Sauter l'index du livret et aller au contenu de la page

Évaluation et Rapport de situation du COSEPAC sur la situation de la Châtaignier d’Amérique au Canada – Mise à jour

Protection actuelle ou autres désignations de statut

La cote mondiale attribuée à l’espèce par NatureServe est G4 (apparemment non en péril). Elle est présumée disparue (SX) dans deux États périphériques (la Floride et l’Illinois), gravement en péril (S1) dans deux États (Michigan et Kentucky) et dans le district de Columbia, et en péril (S2) ou vulnérable (S3) dans sept États (Delaware, Géorgie, Tennessee, Indiana, Ohio, Maryland et Maine) et en Ontario (NatureServe, 2003).

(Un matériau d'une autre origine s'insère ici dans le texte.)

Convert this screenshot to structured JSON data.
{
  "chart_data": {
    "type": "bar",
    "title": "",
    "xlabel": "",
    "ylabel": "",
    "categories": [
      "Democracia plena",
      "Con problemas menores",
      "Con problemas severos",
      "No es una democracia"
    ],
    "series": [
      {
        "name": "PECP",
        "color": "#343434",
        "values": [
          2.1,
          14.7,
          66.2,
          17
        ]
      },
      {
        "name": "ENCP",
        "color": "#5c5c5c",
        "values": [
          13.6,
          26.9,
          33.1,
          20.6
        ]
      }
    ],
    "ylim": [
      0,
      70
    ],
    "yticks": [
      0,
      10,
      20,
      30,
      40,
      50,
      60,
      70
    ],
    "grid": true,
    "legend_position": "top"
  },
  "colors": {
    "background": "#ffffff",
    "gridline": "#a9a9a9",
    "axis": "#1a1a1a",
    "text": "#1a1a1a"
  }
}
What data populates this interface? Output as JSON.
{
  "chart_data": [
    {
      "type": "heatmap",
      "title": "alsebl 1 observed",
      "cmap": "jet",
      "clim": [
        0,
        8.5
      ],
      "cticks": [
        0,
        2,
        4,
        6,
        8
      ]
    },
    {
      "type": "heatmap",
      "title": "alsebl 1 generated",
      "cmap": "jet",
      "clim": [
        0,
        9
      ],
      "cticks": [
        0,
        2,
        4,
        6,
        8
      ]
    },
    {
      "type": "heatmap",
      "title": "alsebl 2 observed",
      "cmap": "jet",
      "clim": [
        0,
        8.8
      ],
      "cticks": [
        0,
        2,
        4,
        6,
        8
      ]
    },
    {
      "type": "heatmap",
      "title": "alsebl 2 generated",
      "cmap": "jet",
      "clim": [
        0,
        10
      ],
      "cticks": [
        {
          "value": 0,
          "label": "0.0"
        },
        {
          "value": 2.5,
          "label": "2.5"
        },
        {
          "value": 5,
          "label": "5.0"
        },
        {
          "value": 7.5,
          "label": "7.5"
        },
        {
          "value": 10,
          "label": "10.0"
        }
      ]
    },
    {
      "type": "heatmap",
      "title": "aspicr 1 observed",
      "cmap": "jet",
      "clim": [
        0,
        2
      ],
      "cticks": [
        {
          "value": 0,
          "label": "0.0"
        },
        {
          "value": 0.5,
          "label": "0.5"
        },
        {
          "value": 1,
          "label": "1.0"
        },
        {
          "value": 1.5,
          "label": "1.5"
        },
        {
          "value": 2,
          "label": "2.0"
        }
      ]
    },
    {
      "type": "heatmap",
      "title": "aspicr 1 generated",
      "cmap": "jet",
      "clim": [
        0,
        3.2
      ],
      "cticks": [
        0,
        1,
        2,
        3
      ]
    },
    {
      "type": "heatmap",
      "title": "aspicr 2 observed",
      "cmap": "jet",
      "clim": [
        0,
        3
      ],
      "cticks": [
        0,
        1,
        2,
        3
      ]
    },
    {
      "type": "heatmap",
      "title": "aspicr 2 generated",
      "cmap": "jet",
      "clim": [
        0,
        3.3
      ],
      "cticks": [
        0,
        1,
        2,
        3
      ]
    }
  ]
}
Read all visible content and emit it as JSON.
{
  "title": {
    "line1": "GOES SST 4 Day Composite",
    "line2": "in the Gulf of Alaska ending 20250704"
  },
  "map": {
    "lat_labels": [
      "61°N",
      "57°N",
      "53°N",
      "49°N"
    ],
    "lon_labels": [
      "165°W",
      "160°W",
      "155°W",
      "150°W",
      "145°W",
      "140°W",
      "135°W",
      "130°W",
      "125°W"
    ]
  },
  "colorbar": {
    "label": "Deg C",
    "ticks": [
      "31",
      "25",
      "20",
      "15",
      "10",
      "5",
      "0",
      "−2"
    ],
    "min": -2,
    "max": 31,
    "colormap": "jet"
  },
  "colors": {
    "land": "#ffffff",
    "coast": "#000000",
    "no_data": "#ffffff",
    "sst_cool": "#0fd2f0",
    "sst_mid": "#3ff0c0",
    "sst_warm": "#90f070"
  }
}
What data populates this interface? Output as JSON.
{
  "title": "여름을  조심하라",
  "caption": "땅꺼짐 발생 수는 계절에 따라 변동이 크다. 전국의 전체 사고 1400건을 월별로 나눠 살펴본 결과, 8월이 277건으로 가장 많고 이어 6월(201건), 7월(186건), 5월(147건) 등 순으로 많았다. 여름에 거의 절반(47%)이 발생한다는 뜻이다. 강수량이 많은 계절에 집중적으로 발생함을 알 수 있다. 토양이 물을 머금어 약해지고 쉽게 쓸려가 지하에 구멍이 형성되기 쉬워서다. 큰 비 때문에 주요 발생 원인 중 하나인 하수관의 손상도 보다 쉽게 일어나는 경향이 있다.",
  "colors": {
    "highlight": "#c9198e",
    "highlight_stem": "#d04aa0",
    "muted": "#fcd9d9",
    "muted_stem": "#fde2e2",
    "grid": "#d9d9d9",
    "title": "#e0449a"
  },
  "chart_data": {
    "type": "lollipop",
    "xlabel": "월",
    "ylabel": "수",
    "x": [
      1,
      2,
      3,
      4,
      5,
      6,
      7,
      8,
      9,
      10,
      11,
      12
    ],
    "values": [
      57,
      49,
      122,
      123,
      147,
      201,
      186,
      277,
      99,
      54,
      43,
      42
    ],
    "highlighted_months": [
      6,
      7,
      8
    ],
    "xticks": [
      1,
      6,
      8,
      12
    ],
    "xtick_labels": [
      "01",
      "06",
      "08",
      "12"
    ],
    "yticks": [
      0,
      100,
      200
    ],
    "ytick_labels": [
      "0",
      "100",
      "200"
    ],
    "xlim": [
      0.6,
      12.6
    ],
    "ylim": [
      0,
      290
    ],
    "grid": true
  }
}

Au Canada, le COSEPAC l’a désignée parmi les espèces menacées en 1987, mais elle n’a pas de statut provincial officiel. La Loi sur l’aménagement du territoire de l’Ontario prévoit la protection de portions importantes de l’habitat des espèces menacées, mais le développement fait disparaître des habitats occupés. Le Conseil canadien du châtaignier, fondé en 1988, vise à faire mieux connaître le sort de cette espèce et ses possibilités de rétablissement.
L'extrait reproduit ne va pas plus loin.